»Wir geben unser Ehrenwort,« sagten dann beide nach kurzer Überlegung.

Pieter Maritz nahm ihre Waffen in Empfang und blieb bei ihnen im Zimmer, während ebenso die Soldaten entwaffnet und bewacht wurden. Diesen und dem Unteroffizier schnitten die Buern, wie bei der Schildwache, Hosenträger und Hosenbunde durch. Pieter Maritz stellte draußen Posten auf und ließ schnell die Pferde heranführen, die noch draußen am Ufer des Incandu waren. Dann stieg er auf Jagers Rücken, seine Gefährten schwangen sich gleich ihm in den Sattel, und es ging auf der großen Straße nordwärts, zurück zum Buernheere.

Das gefangene Pikett marschierte zu Fuß vor den Buern her, und die Offiziere waren vor Ingrimm beinahe rasend, seitdem sie bemerkt hatten, daß sie von einer so kleinen Schar überrumpelt und überwältigt worden waren.

Aber General Joubert lachte vor Vergnügen, als er am Mittag des folgenden Tages Pieter Maritz mit seinen Gefangenen kommen sah. Er lag mit tausend Buern im Gebirge nördlich von Langes Nek.

[Neunundzwanzigstes Kapitel]
Der Kampf bei Langes Nek

General Joubert hatte zum Lagerplatz eine kleine Thalsenkung ausgesucht, welche von einem Bache durchflossen wurde, der zum Buffalo hinablief. Hier fanden die Ochsen und die Pferde reichliche Tränke. Den Mittelpunkt des Buernlagers bildeten die von ihren Bewohnern verlassenen Gebäude einer ausgedehnten Farm, und auf einem der Gebäude wehte die Genfer Flagge, das rote Kreuz im weißen Felde.

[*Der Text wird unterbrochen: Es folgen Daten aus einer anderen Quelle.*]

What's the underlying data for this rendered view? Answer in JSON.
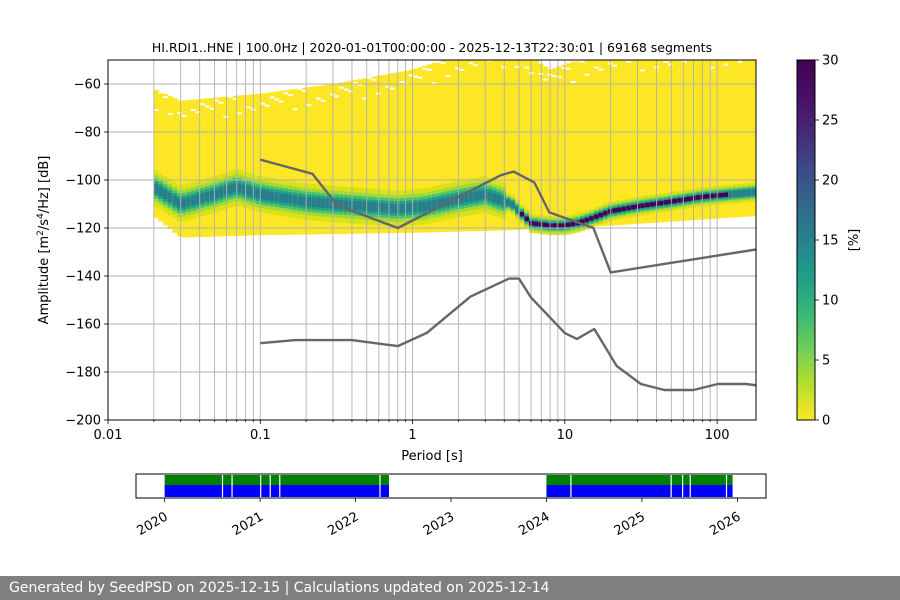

Hier hatte auf Jouberts Anweisung ein deutscher Apotheker ein Lazarett eingerichtet, um den Männern, die in den bevorstehenden Kämpfen verwundet werden würden, Hilfe leisten zu können. Ringsum war das Thal mit den schweren Buernwagen angefüllt und weideten die Zugtiere auf den grünen Hängen. Von dem Lagerplatze aus war die Landstraße zu übersehen, welche von Newcastle aus durch das Gebirge nach dem Transvaallande führte. Jenseits der Straße erhob sich steil und schroff der Majubaberg, und die vorüberziehenden Wolken hängten sich oft an dessen stolzem Scheitel fest. Nach Süden hin schloß der Höhenzug den Horizont ab, durch welchen der Paß »Langes Nek,« von den Engländern Laings Nek genannt, führt. Dort war im Jahre 1859 ein Buer, Namens Hans von Lange, eines Mordes wegen von den Engländern gehängt worden, und seitdem hatte der Paß oder »Nek« den Namen jenes Buern behalten.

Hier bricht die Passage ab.